Want to show:
Let G be a finite group and $N\leq G$. $\forall b\in N$, $bN=N$.
Proof:
Let $a \in bN$ that means $a=bn$, for some $n \in N$. Since $b \in N$ and since N is a group, it is closed and therefore $a=bn \in N$. This means that $bN \subseteq N$. Furthermore, since $|N|=|bN|$ (I proved this before attempting this exercise) it follows that $N=bN$.
Is the proof correct? I'm trying to improve my proof writing skills, and would very much like your feedback. Furthermore, i'd also like to see how you would write this proof, please.
My Questions:
1)For two sets, A,B, such that their cardinality is infinite (but the same),if $B \subset A$ does it follow that $A=B$ ? How would you prove this?
2) Can I just say that if b$\in N$ is arbitrary then $\{$ $bn: n\in N$ $\}$ $=$ $N$? I think I can because N is closed, and no matter what b I pick, multiplying it by every n in N will give me the group? This is because G,N are finite and this is a direct consequence of the fact that if G is a group then every row and every column has distinct elements. Can this be generalized to infinite groups?

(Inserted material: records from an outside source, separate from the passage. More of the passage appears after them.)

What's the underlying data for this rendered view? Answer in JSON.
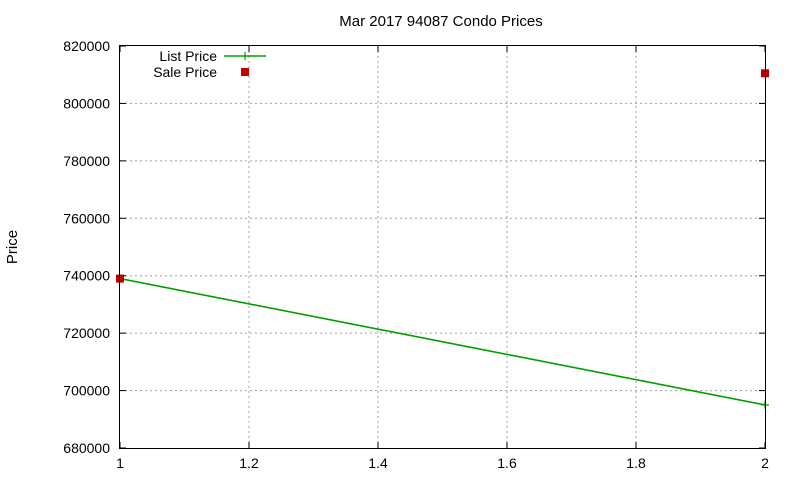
{
  "chart_data": {
    "type": "line",
    "title": "Mar 2017 94087 Condo Prices",
    "xlabel": "",
    "ylabel": "Price",
    "xlim": [
      1,
      2
    ],
    "ylim": [
      680000,
      820000
    ],
    "x_ticks": [
      "1",
      "1.2",
      "1.4",
      "1.6",
      "1.8",
      "2"
    ],
    "y_ticks": [
      "680000",
      "700000",
      "720000",
      "740000",
      "760000",
      "780000",
      "800000",
      "820000"
    ],
    "grid": true,
    "legend_placement": "top-left",
    "series": [
      {
        "name": "List Price",
        "style": "line",
        "color": "#009e00",
        "points": [
          [
            1,
            739000
          ],
          [
            2,
            695000
          ]
        ]
      },
      {
        "name": "Sale Price",
        "style": "points",
        "color": "#c00000",
        "points": [
          [
            1,
            739000
          ],
          [
            2,
            810500
          ]
        ]
      }
    ]
  }
}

$\newcommand{\N}{\mathbb{N}}$$\newcommand{\Z}{\mathbb{Z}}$I know your problem is stated for finite groups, but I think that this is misleading, because the result holds true in general, and the proof for the general case, as you will see in a minute, is not more difficult than the one for the finite case. (The cardinality argument fails when $N$ is infinite, as $2 \N \subsetneq \N$ provides an example of two sets with the same cardinality, one properly contained in the other.)
Once you have proved (without appealing to finiteness) that for $b \in N$ you have $b N \subseteq N$, just note that since $N$ is a subgroup, if $b \in N$ then $b^{-1} \in N$ as well, so that $b^{-1} N \subseteq N$ and thus, multiplying on the left by $b$, you obtain $N \subseteq b N$.